The electrophoretic methods typically are capillary electrophoresis methods, such as capillary isoelectric focusing electrophoresis (CIEF), capillary zone electrophoresis (CZE) and capillary gel electrophoresis (CGE), although the methods are amenable to other capillary electrophoresis methods as well. The particular order of the methods can vary. Typically, the methods utilize combinations of electrophoretic methods which separate proteins on the basis of different characteristics (e.g. size, charge, isoelectric point).
In certain methods, the proteins are labeled to more easily detect the resolved proteins, to alter the charge of the proteins, to facilitate their separation, and/or to increase the signal-to-noise ratio. Labeling also enables certain methods to be conducted such that the resolved proteins obtained from the final electrophoretic method are quantitated. Quantitation allows the relative abundance of proteins within a sample, or within different samples, to be determined. In certain methods, the time at which proteins are labeled is selected to precede electrophoresis by capillary zone electrophoresis. By selectively labeling certain residues, resolution of proteins during capillary zone electrophoresis can be increased.
Resolution, quantitation and reproducibility are enhanced by utilizing a variety of techniques to control elution of proteins during an electrophoretic method. The particular elution technique employed depends in part upon the particular electrophoretic method. However, in general, hydrodynamic, salt mobilization, pH mobilization and electroosmotic flow are utilized to controllably elute resolved proteins at the end of each electrophoretic separation.

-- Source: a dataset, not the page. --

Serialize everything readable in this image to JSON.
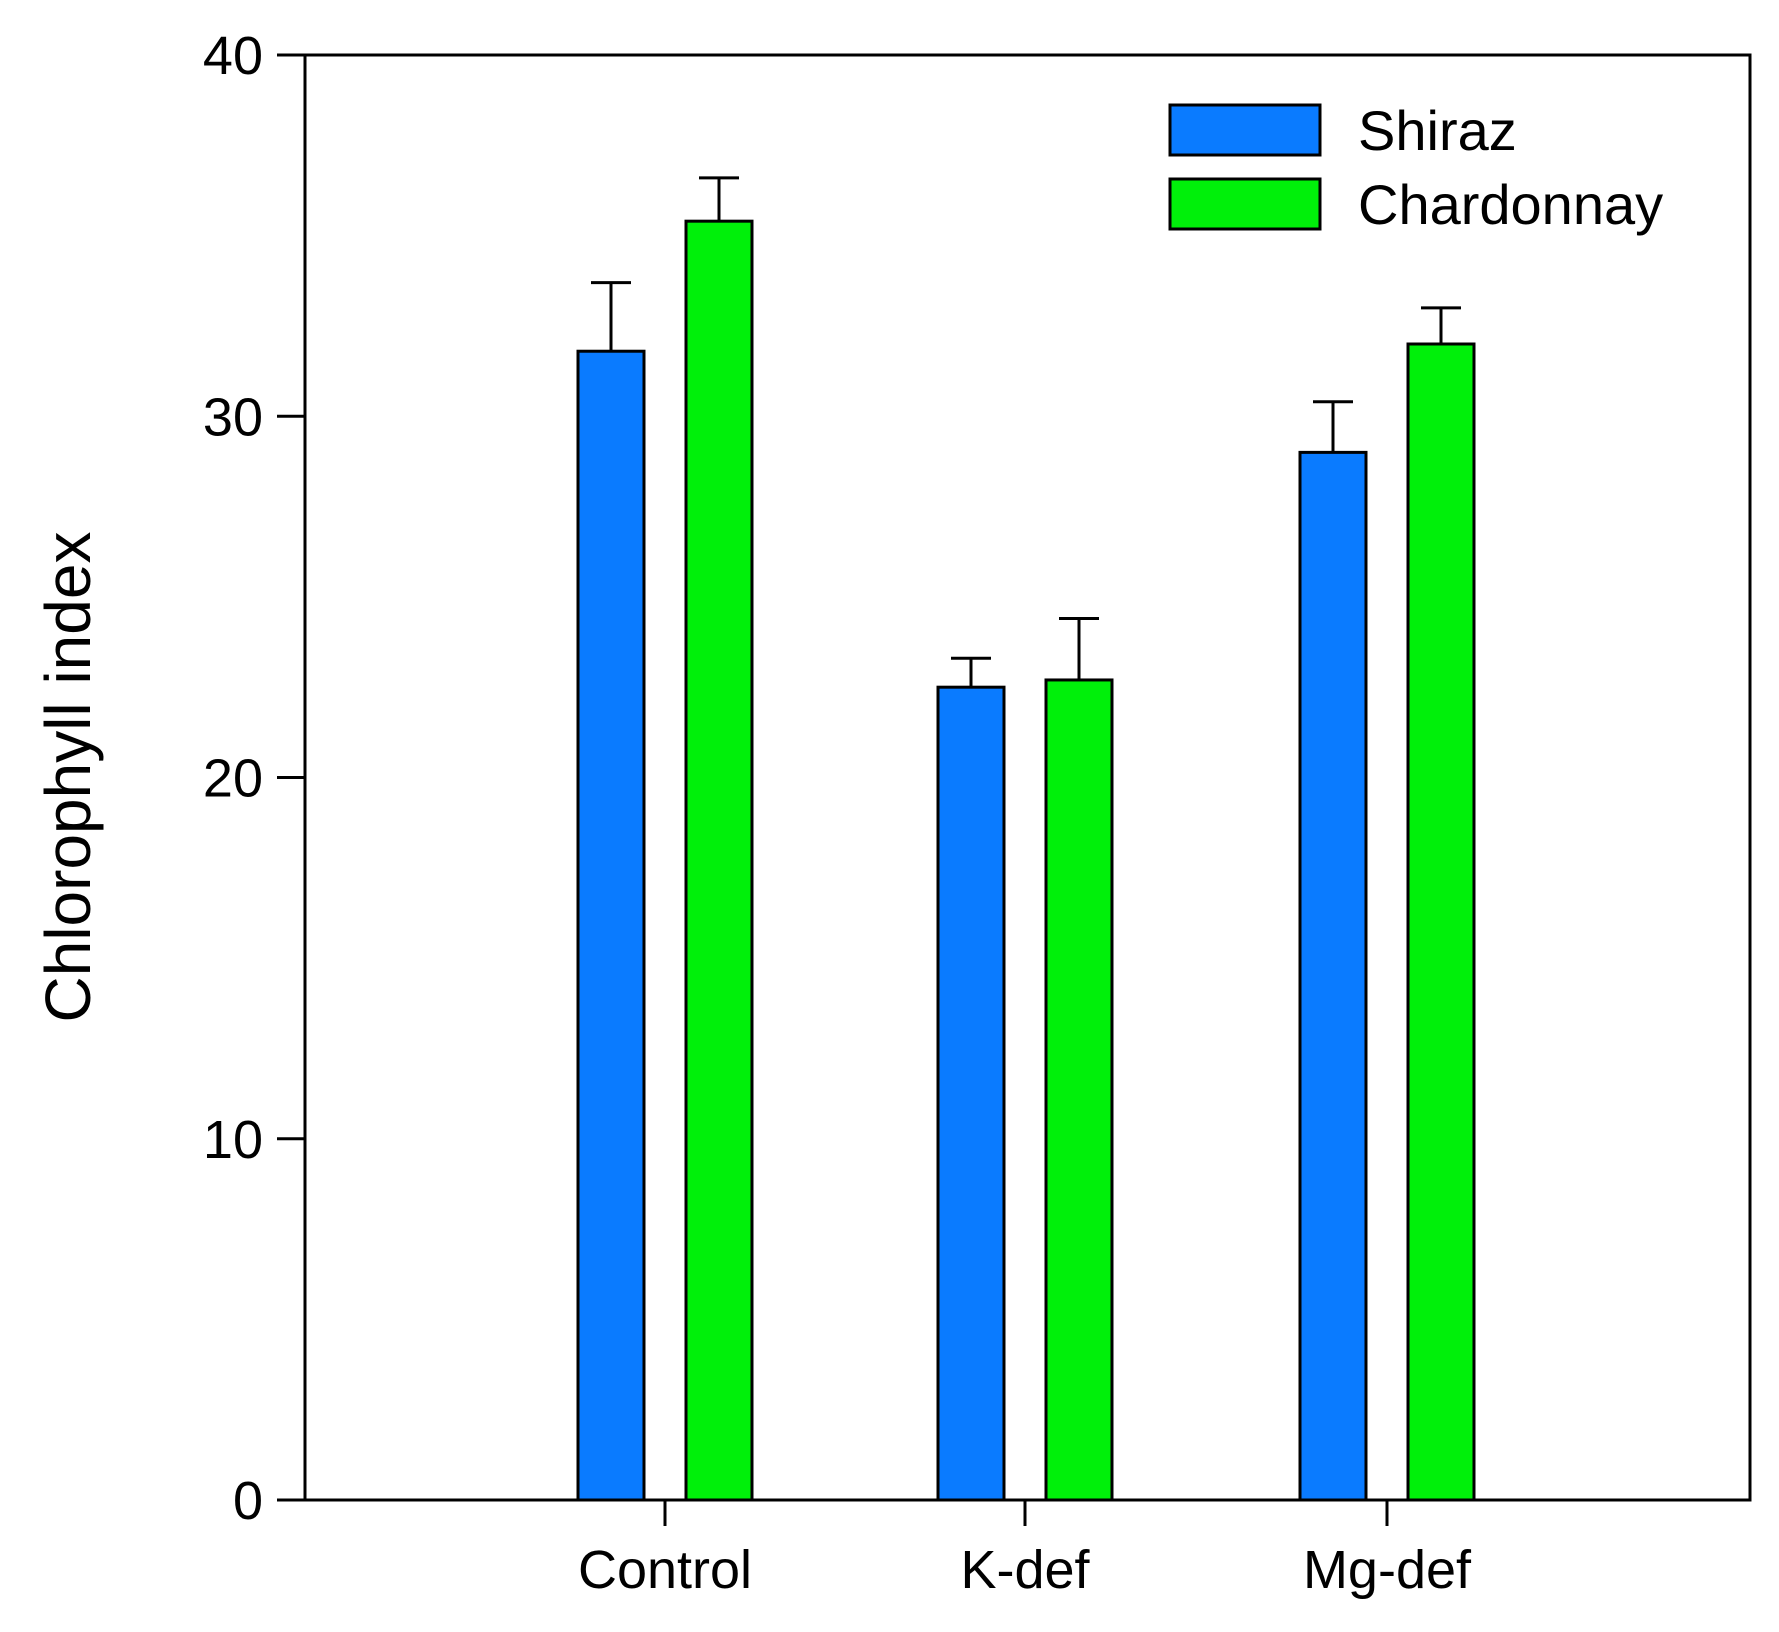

Some methods provide for additional analysis after the electrophoretic separation. The type of analysis can vary and include, for example, infra-red spectroscopy, nuclear magnetic resonance spectroscopy, UV/VIS spectroscopy, fluorescence spectroscopy, and complete or partial sequencing. In certain methods, proteins in the final fractions are further analyzed by mass spectroscopy to determine at least a partial sequence for each of the resolved proteins (i.e., to determine a protein sequence tag).
Thus, certain other methods involve performing one or more capillary electrophoretic methods, each of the one or more methods involving: (i) electrophoresing a sample containing multiple proteins within an electrophoretic medium contained within a capillary, and (ii) withdrawing and collecting multiple fractions, each fraction containing proteins resolved during the electrophoresing step. Each method in the series is conducted with a sample from a fraction collected in the preceding electrophoretic method, except the first electrophoretic method which is conducted with a sample containing the original mixture of proteins. The proteins are labeled prior to conducting the last electrophoretic method. Either the proteins in the initial sample are labeled (i.e., labeling precedes all the electrophoretic separations), or the proteins contained in fractions collected are labeled prior to the last electrophoretic method. The final electrophoretic method is performed, and resolved protein within, or withdrawn from, the capillary utilized to conduct the final method is detected with a detector. Hence, the detector is adapted to detect resolved protein within the capillary used in the final method or is connected in line with the capillary to detect resolved proteins as they elute from the capillary. In some instances, the detected proteins are quantitated and further analyzed by mass spectroscopy to determine their relative abundance and/or to establish a protein sequence tag for each resolved protein.